Quando se faz o cruzamento entre os números da desigualdade social e da população negra, transparecem os efeitos do racismo estrutural e da falta histórica de políticas de inclusão, que deveriam ter sido colocadas em prática desde os primeiros momentos pós-abolição da escravidão. Em 2015, negros e pardos representavam 54% da população brasileira, mas sua participação no grupo dos 10% mais pobres era muito maior: 75%. Pretos ou pardos estavam 73,5% mais expostos a viver em um domicílio com condições precárias do que brancos. No Brasil, atualmente, cerca de 13 milhões de habitantes moram em favelas. É consenso entre as lideranças locais das maiores comunidades de São Paulo e Rio de Janeiro que as medidas propostas pelos governos estaduais e pelo Ministério da Saúde para conter a pandemia ignoram as periferias. As comunidades possuem grande densidade populacional, moradias pequenas e com muitas pessoas. São, em média, oito indivíduos compartilhando o mesmo espaço e não há como isolar os idosos. Se um pegar, os outros também vão adoecer. Além disso, a falta de água encanada e acesso a sabão e álcool gel prejudicam o controle da disseminação do vírus.
Diante desse cenário, as ações de contenção mais efetivas até agora surgiram dentro das próprias lideranças comunitárias e de ONGs a elas ligadas, como campanhas de arrecadação e distribuição de dinheiro, alimentos, água, máscaras e kits de higiene. Essas mesmas lideranças cobram dos governos medidas como programas de renda mínima, isenção de pagamentos das contas de água, luz e gás e locais para o isolamento de doentes menos graves.
O Estado falha no atendimento às populações em situação mais fragilizada, na criação de um programa de testes extensivo (capaz de detectar os doentes precocemente e, com isso, aumentar as chances de conter o contágio e oferecer tratamento no tempo certo) e no fornecimento de números confiáveis sobre a doença. A curva de contágio ainda está em ascensão e, devido à subnotificação, não se sabe ao certo o número de doentes e mortos até agora. Para as populações mais vulneráveis, o futuro, no momento, é uma grande angústia.
“Este contexto da Covid-19 me traz uma sensação de descontinuidade.
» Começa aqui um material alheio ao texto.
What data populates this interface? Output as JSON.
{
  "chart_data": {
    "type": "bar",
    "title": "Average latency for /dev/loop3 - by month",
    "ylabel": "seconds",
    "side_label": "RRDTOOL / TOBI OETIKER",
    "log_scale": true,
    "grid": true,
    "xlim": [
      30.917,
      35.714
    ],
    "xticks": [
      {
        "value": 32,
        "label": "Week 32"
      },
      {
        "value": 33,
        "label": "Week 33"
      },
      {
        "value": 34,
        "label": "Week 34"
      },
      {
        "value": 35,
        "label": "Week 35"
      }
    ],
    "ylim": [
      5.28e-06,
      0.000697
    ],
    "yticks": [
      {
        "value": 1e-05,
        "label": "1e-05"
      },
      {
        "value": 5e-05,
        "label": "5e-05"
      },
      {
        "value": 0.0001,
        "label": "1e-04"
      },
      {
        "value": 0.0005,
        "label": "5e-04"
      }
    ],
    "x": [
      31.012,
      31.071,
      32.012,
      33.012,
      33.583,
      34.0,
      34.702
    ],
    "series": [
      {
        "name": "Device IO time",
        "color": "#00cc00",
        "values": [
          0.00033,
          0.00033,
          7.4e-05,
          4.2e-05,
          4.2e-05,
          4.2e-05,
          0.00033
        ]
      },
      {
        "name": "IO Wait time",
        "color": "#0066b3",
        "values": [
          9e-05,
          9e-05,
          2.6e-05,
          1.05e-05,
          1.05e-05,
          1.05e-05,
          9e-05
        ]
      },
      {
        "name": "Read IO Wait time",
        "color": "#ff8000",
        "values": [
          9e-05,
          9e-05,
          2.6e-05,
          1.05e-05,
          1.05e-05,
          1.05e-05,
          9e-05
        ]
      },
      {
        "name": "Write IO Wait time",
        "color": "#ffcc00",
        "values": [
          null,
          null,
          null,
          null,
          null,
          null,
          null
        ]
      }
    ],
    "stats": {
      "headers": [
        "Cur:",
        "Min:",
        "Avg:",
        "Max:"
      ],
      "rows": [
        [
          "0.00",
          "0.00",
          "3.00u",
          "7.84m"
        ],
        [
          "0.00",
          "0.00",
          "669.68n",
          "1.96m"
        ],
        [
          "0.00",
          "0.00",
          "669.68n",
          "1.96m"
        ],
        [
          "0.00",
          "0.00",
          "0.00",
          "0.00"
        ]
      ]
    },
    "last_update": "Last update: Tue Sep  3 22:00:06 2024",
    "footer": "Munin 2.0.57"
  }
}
Li, no ano passado, uma reportagem muito legal sobre o aumento do número de alunos negros nas universidades. Mas agora, quais estudantes têm condições de fazer ensino à distância? Vai surgir uma lacuna na educação novamente. Para mim, esse processo de descontinuidade é resquício da escravidão. Tenho a sensação de que o negro está sempre sendo tolhido, quebrado, sempre tem de se reinventar,”
Ester Lopes
bibliográficas REFERÊNCIAS
CELNIK, Nicolas. Afrofuturism: Decolonizing the Imagination. Paris: Esprit, fevereiro de 2019.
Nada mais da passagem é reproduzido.